Okay, Adam Jones would have been No. 1, probably, but work with me, here. Those three players up there are essential for the short-term health of the franchise, just as they are essential for the long-term health of the franchise. Machado and Wieters are broken, and Davis is ordinary, at best. Tell people in Vegas that's going to happen last March, and watch casinos explode. There was just no way the Orioles could win without Machado and Wieters, especially if Davis wasn't going to do anything. Especially especially if the best members of the starting rotation were going to top out at "slightly above average" and go no further.

Yet here the Orioles are, nine games up and with something close to a 95 percent chance of making the playoffs. The moral of the story is that sometimes the most important players on the roster aren’t as important to the playoff hopes as you think they are. That isn’t to say the Orioles wouldn’t be better with Wieters and Machado for the rest of this season, and there are still the major implications of what this will do to the Orioles’ championship hopes. But it’s easy to get caught up on two or three players on any given roster, when it’s always, always, always true that it’s more important to find out what the other 22 players can do before writing a team off.

There’s nothing that’s going to make Orioles fans feel better, of course. The O’s lost a key contributor at exactly the wrong time -- there’s no pending trade deadline to help, and nothing but important games coming up. But when the Orioles pull this off, they’ll be a Moral Of The Story team. They will be a testament to the idea that the whole of a roster is often greater than the sum of its parts, a team that could withstand several key contributors getting sniped by injury monkeys or being otherwise disappointing and still blow the division away.

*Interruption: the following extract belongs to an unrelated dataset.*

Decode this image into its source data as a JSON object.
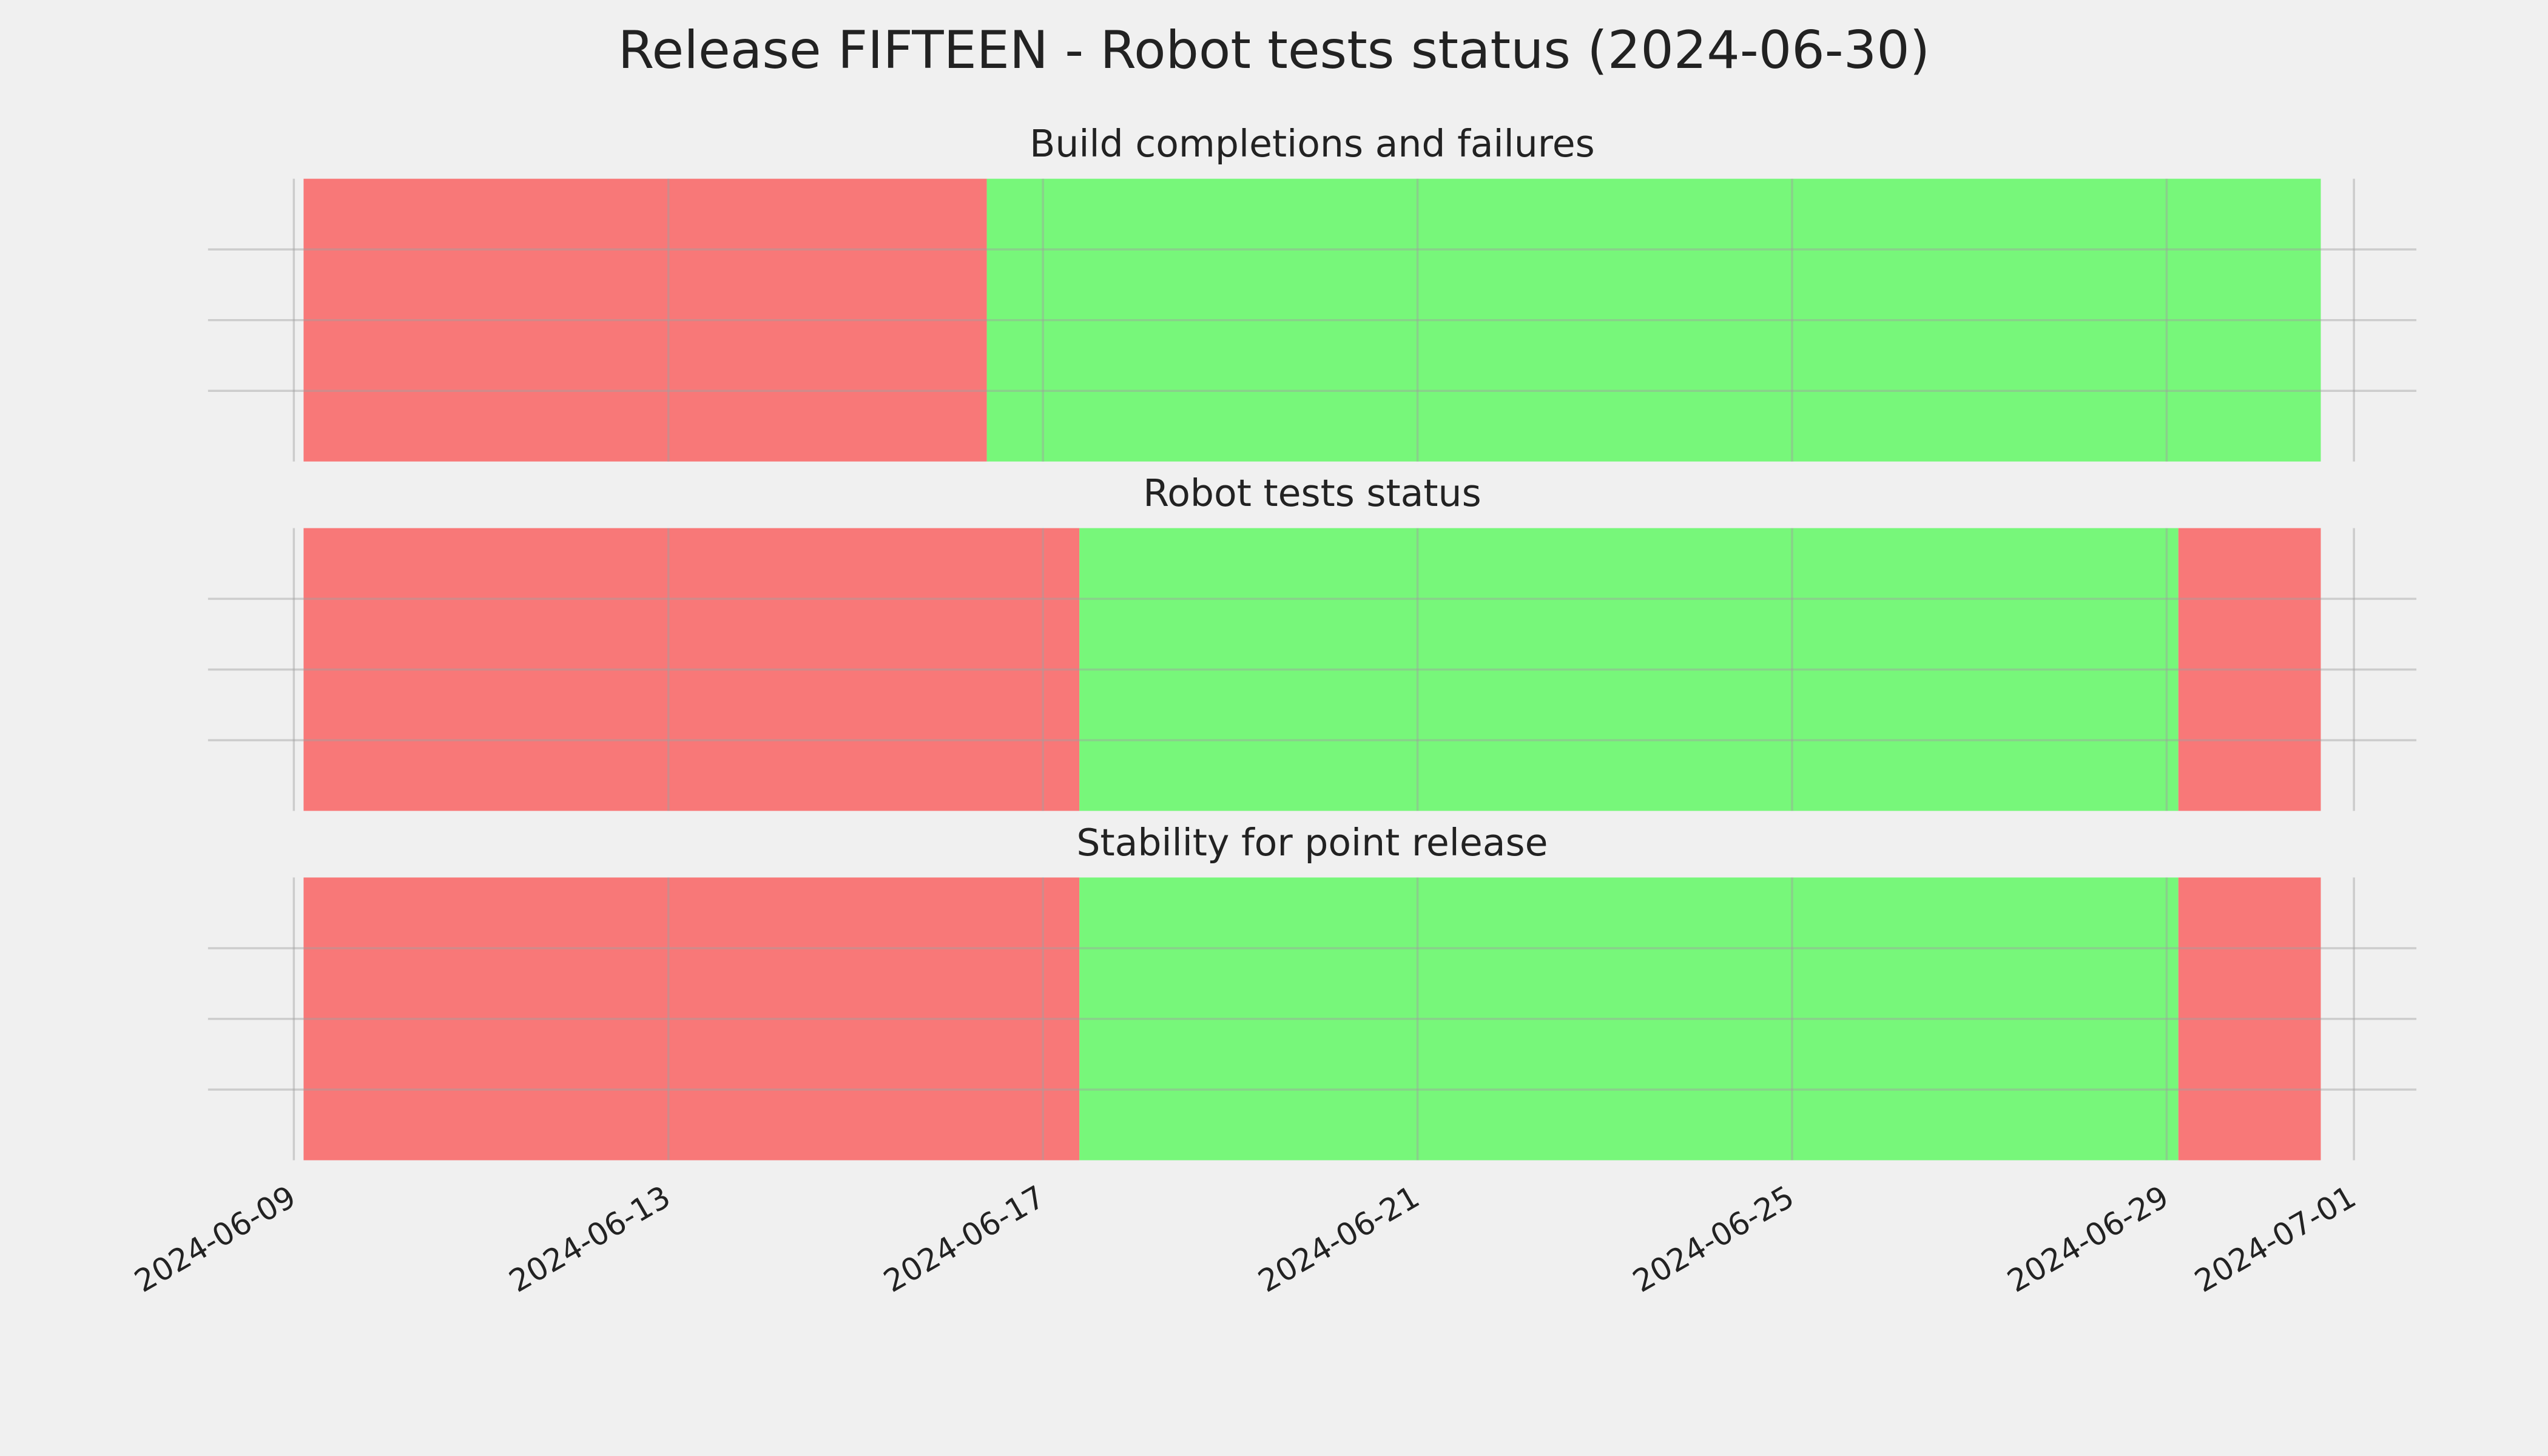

It’s of little consolation. But it’s the kind of thing that makes fans of all 30 teams feel better about their lot in life in future years. “If the 2003 Tigers could turn into a pennant-winning team within three years, if the 2010 Giants could overhaul their roster on the fly and if the 2014 Orioles could have everything go wrong with almost every of the expected contributors, then maybe there’s hope for my team.”

That’s the moral of the story, even if the Orioles are still desperately writing the story down on whatever Post-It notes they can find.